Поневоле задумаешься: а не был ли автор критической заметки скрытым диссидентом, прокравшимся в партийный орган, дабы под благовидным предлогом полить грязью самое справедливое и гуманное советское государственное устройство? Впрочем, эта заметка была только первой (хотя и самой глупой) в целой серии разгромных рецензий по поводу «Улитки». В результате повесть была впервые опубликована целиком, в ее настоящем виде, уже только в новейшие времена, в 1988 году. А тогда, в конце 60-х, номера журнала «Байкал», где была опубликована часть «Управление» (с великолепными иллюстрациями Севера Гансовского!), были изъяты из библиотек и водворены в спецхран. Публикация эта оказалась в Самиздате, попала на Запад, была опубликована в мюнхенском издательстве «Посев», и впоследствии люди, у которых при обысках она обнаруживалась, имели неприятности – как минимум по работе.

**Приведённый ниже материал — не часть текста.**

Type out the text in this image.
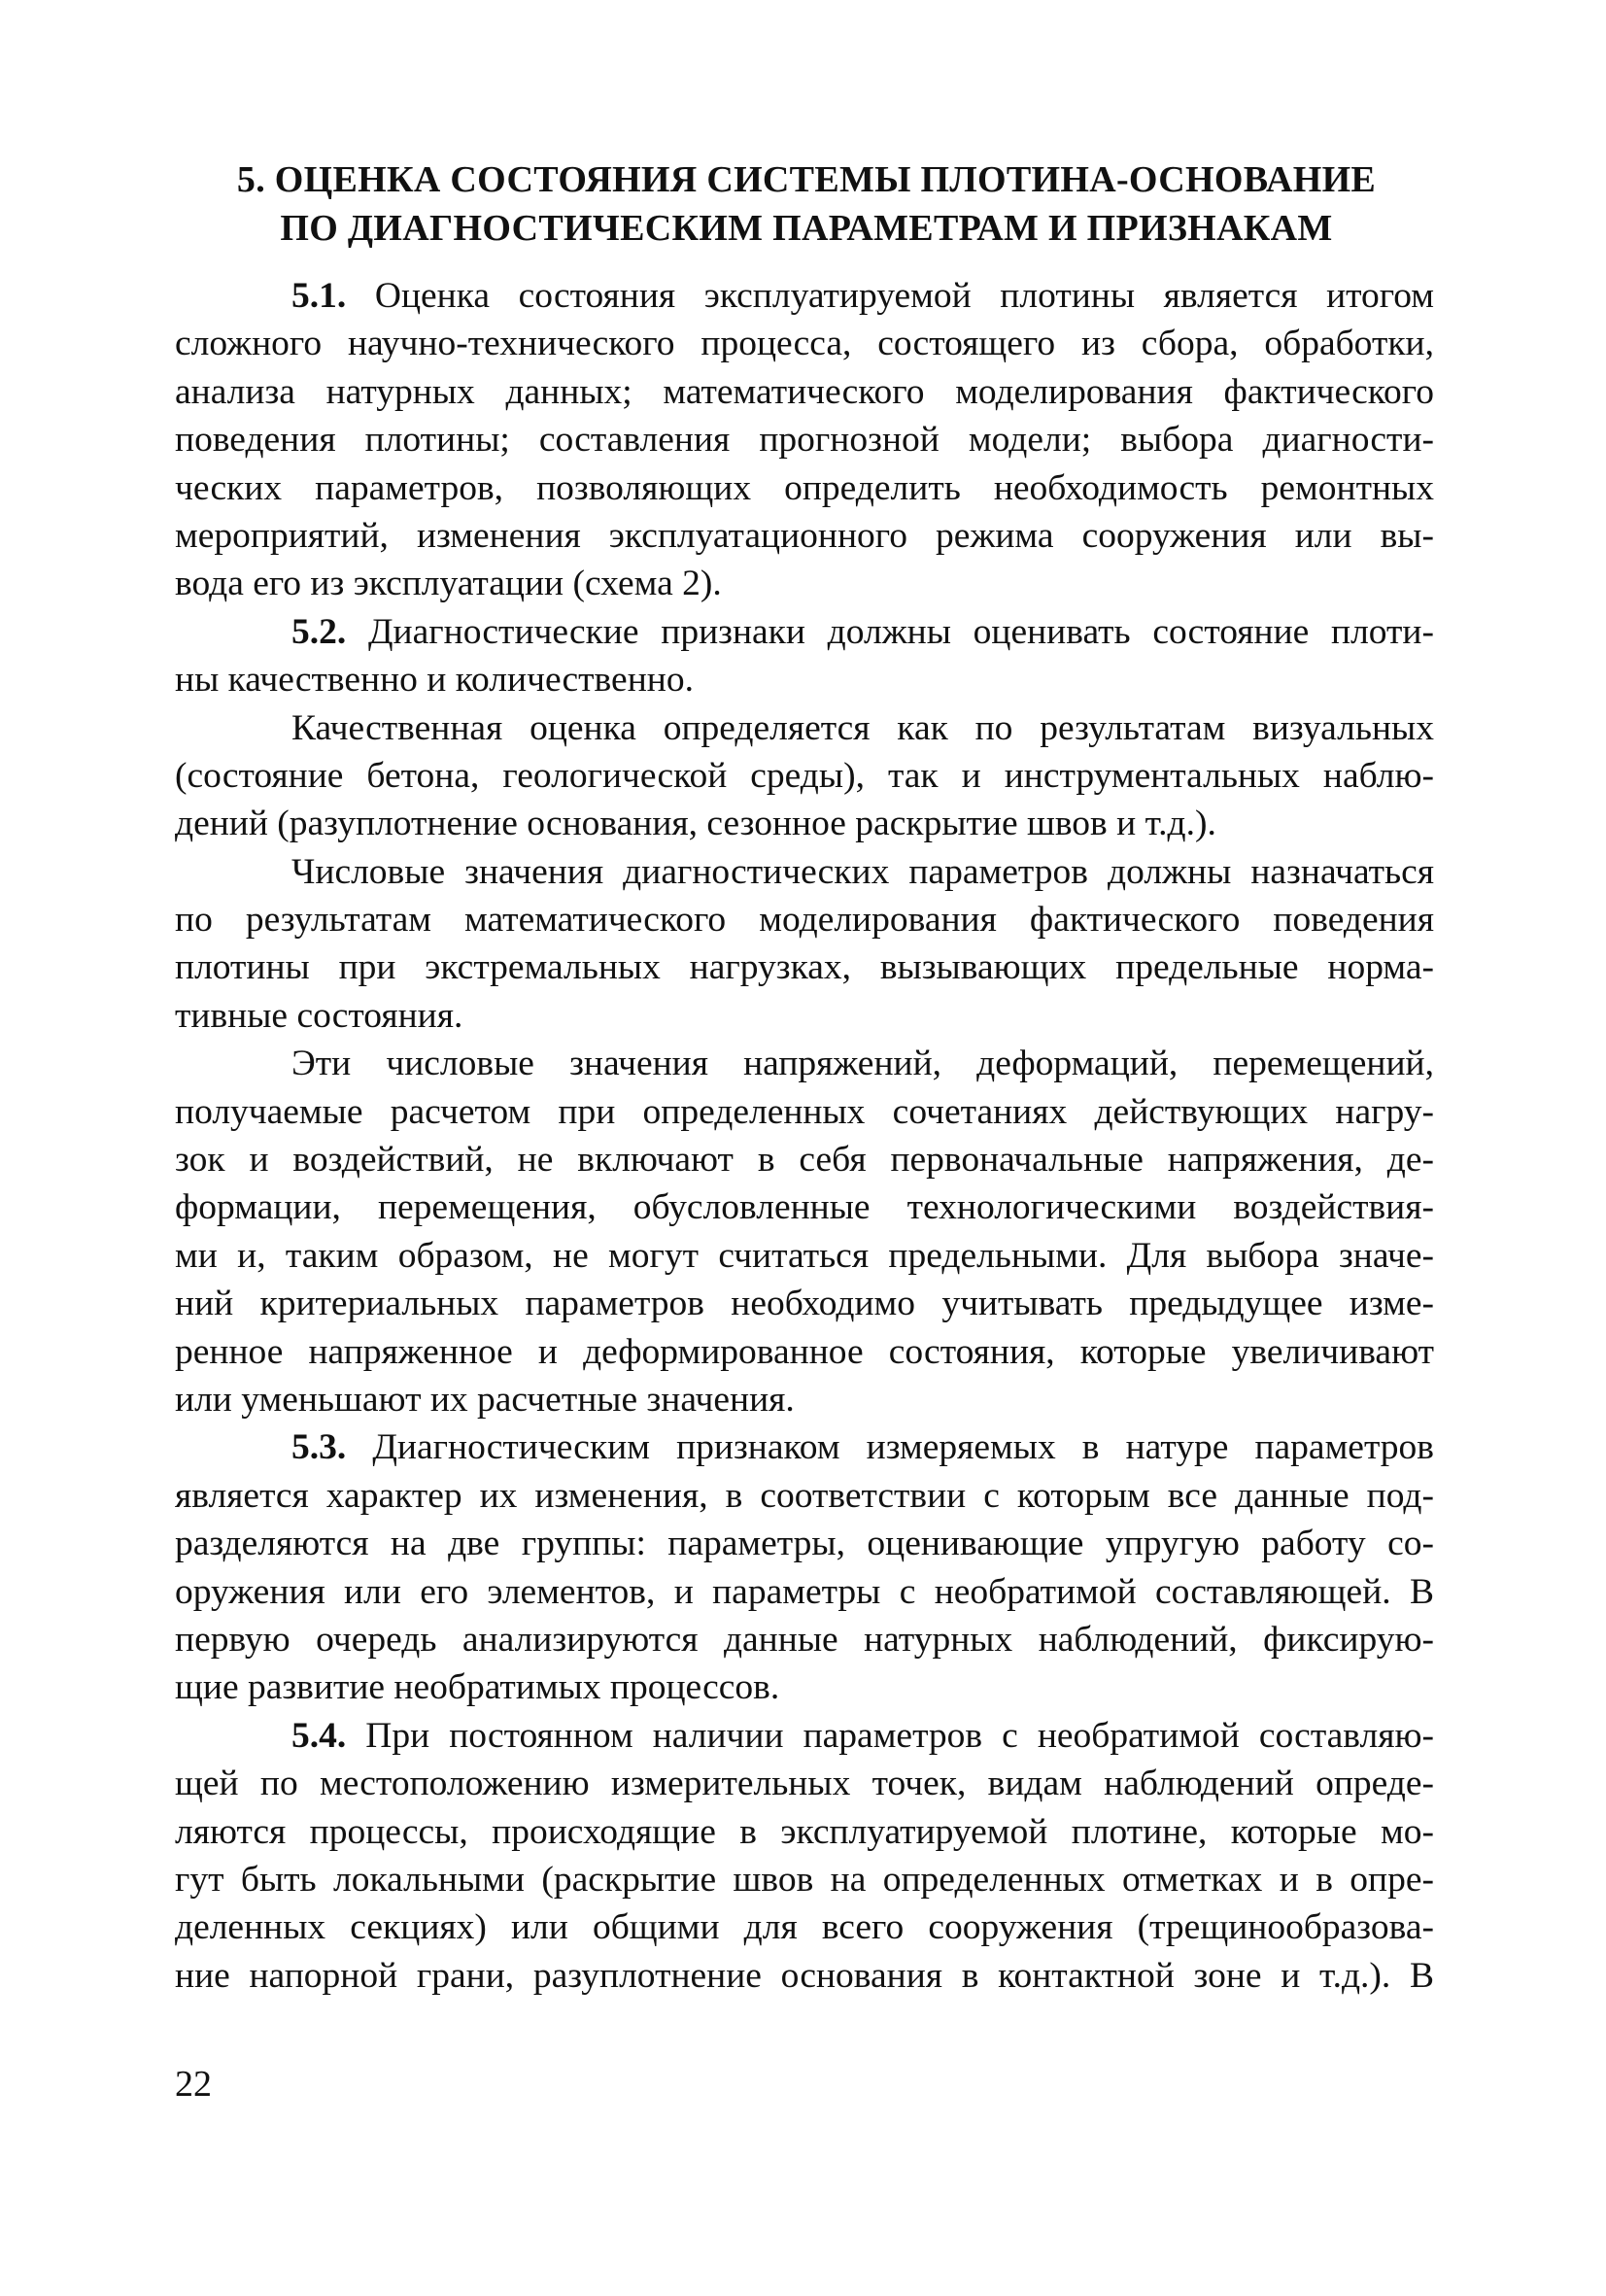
5. ОЦЕНКА СОСТОЯНИЯ СИСТЕМЫ ПЛОТИНА-ОСНОВАНИЕ
ПО ДИАГНОСТИЧЕСКИМ ПАРАМЕТРАМ И ПРИЗНАКАМ
5.1. Оценка состояния эксплуатируемой плотины является итогом
сложного научно-технического процесса, состоящего из сбора, обработки,
анализа натурных данных; математического моделирования фактического
поведения плотины; составления прогнозной модели; выбора диагности-
ческих параметров, позволяющих определить необходимость ремонтных
мероприятий, изменения эксплуатационного режима сооружения или вы-
вода его из эксплуатации (схема 2).
5.2. Диагностические признаки должны оценивать состояние плоти-
ны качественно и количественно.
Качественная оценка определяется как по результатам визуальных
(состояние бетона, геологической среды), так и инструментальных наблю-
дений (разуплотнение основания, сезонное раскрытие швов и т.д.).
Числовые значения диагностических параметров должны назначаться
по результатам математического моделирования фактического поведения
плотины при экстремальных нагрузках, вызывающих предельные норма-
тивные состояния.
Эти числовые значения напряжений, деформаций, перемещений,
получаемые расчетом при определенных сочетаниях действующих нагру-
зок и воздействий, не включают в себя первоначальные напряжения, де-
формации, перемещения, обусловленные технологическими воздействия-
ми и, таким образом, не могут считаться предельными. Для выбора значе-
ний критериальных параметров необходимо учитывать предыдущее изме-
ренное напряженное и деформированное состояния, которые увеличивают
или уменьшают их расчетные значения.
5.3. Диагностическим признаком измеряемых в натуре параметров
является характер их изменения, в соответствии с которым все данные под-
разделяются на две группы: параметры, оценивающие упругую работу со-
оружения или его элементов, и параметры с необратимой составляющей. В
первую очередь анализируются данные натурных наблюдений, фиксирую-
щие развитие необратимых процессов.
5.4. При постоянном наличии параметров с необратимой составляю-
щей по местоположению измерительных точек, видам наблюдений опреде-
ляются процессы, происходящие в эксплуатируемой плотине, которые мо-
гут быть локальными (раскрытие швов на определенных отметках и в опре-
деленных секциях) или общими для всего сооружения (трещинообразова-
ние напорной грани, разуплотнение основания в контактной зоне и т.д.). В
22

Сами соавторы дружно любили, более того – уважали эту свою повесть и считали ее самым совершенным и самым значительным своим произведением. В России (СССР) по понятным причинам общий тираж ее изданий сравнительно невелик – около 1200 тысяч экземпляров, а вот за рубежом ее издавать любят: 27 изданий в 15 странах – уверенный третий результат после «Пикника» и «Трудно быть богом».

 «ВТОРОЕ НАШЕСТВИЕ МАРСИАН»

 Ни одно, кажется, из произведений АБС не писалось так легко и весело, как эта повесть. Сама идея о вторжении марсиан (и вообще инопланетян) на Землю сегодняшнего дня интересовала авторов давно. В частности, эта идея промелькнула, скажем, в «Хищных вещах века»: Жилин там мрачно констатирует – для собственного сведения, – что в наши дни уэллсовским марсианам не понадобился бы ни тепловой луч, ни ядовитые газы, – достаточно было бы предложить человечеству иллюзорное бытие, человечество вполне созрело для того, чтобы погрузиться в виртуальную действительность немедленно и с охотой. Мысль о том, что современное нам человечество в массе своей настроено дьявольски конформистски и начисто лишено таких понятий, как ЦЕЛЬ, СМЫСЛ, НАЗНАЧЕНИЕ применительно ко всем людям сразу, – мысль эта неизбежно приводила к естественному сюжетному ходу: человечество не надо завоевывать – его можно без особого труда просто купить.

Повесть была начата и закончена в апреле 1966 года, причем черновик ее получился настолько удачным, что сколько-нибудь существенной чистки, правки и доработки не понадобилось. Повесть состоялась с первого же захода – большая редкость в нашей практике!

Друзья наши и знакомые встретили ее довольно прохладно, официальная критика – раздолбала, главным образом за то, что авторы позволяют себе оскорблять святые для всех нас слова – «патриотизм», «ордена», «ветеран», – вкладывая их в уста обывателей и прочих неположительных персонажей. Сами же авторы, вопреки всему, нежно ее с самого начала любили и – не понимали! Мы не понимали главного – существуют, все-таки, понятия: ЦЕЛЬ, СМЫСЛ, НАЗНАЧЕНИЕ – применительно ко всему человечеству разом? А также смежные с ними понятия: ЧЕСТЬ, ДОСТОИНСТВО, ГОРДОСТЬ – опять же в самом общечеловеческом, если угодно, даже космическом, смысле? Или не существуют? Каждый отдельный человек – это понятно – может променять «право первородства» на чечевичную похлебку. А человечество в целом? Может или не может? А если может, то позволительно ли это или, наоборот, позорно и срамно? И кто, все-таки, в нашей повести прав: старый, битый, не шибко умный гимназический учитель астрономии или его высоколобый зять-интеллектуал?